Przez ten czas miasto zakupiło nośniki i czytniki kodów, na trzech śmieciarkach Tesko zainstalowano czytniki i komputery pokładowe. Na to wszystko wydano 113 tys. zł. Do tego zakupiono pojemniki do selektywnej zbiórki odpadów za prawie 200 tys. zł. Jednak do dnia dzisiejszego żadna firma na terenie Zakopanego nie wprowadziła elektronicznego systemu – informuje "Gazeta Krakowska".
Firma Tuś zaznacza, że ich klienci często mieszkają w niedostępnych miejscach, gdzie trudno jest dojechać nawet latem. Dlatego odpady są znoszone do samochodów w workach a nie w koszach. Poza tym, jak można było przypuszczać, nie stać ich na zakup takiego sprzętu. Z kolei Tesko to jedyna firma, która w 2004 roku rozpoczęła wdrażanie tego systemu. – W chwili obecnej nie jest on jednak używany.
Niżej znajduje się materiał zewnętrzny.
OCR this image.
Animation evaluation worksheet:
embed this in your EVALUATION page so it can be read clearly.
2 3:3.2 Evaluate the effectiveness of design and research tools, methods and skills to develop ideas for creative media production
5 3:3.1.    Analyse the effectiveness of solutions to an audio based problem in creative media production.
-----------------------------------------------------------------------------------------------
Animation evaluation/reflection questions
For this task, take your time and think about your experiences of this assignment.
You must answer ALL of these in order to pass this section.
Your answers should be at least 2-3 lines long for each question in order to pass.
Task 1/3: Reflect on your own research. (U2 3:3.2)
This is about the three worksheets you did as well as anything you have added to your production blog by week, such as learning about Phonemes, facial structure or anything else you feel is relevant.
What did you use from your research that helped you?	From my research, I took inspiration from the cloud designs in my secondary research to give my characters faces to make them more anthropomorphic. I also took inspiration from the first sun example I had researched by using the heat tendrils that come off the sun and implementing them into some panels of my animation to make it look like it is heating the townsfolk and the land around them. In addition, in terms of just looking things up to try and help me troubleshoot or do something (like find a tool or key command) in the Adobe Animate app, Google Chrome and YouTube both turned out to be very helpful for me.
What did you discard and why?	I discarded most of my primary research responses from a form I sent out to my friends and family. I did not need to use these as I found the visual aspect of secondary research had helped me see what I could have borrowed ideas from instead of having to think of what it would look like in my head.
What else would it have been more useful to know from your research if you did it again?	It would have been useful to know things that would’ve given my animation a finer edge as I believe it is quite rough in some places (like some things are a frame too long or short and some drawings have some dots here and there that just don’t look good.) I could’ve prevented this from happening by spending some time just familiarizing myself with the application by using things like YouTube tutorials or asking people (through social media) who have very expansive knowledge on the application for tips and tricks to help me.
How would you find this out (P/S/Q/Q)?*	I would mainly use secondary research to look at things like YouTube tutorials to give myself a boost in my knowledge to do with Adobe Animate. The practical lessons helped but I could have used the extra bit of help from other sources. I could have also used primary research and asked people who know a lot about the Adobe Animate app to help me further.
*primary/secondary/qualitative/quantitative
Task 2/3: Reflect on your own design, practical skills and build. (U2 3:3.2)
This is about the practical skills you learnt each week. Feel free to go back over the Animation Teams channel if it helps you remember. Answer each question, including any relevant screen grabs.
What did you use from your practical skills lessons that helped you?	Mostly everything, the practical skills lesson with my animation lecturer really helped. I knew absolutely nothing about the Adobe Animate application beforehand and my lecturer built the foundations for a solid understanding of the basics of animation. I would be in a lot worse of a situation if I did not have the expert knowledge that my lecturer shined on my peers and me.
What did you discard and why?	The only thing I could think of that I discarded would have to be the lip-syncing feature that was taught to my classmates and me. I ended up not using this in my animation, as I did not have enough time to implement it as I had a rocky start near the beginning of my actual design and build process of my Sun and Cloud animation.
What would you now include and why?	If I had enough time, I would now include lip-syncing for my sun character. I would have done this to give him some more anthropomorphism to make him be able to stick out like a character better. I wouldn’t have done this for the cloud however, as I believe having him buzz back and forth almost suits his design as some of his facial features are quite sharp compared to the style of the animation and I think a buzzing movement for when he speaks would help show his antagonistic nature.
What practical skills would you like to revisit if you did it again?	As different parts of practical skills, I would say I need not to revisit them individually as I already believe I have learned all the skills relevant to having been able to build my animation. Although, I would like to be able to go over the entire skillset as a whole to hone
Głównie z powodu dużej awaryjności – informuje Fryźlewicz.Chodzi o błędne odczyty, częste awarie instalacji czytników, czy choćby znaczne spowolnienie pracy spowodowane koniecznością kontroli odczytu.
Pozostałe firmy działające na terenie Zakopanego również wstrzymały się z wdrożeniem systemu, gdyż – jak mówią – jest to dla nich zbyt droga inwestycja.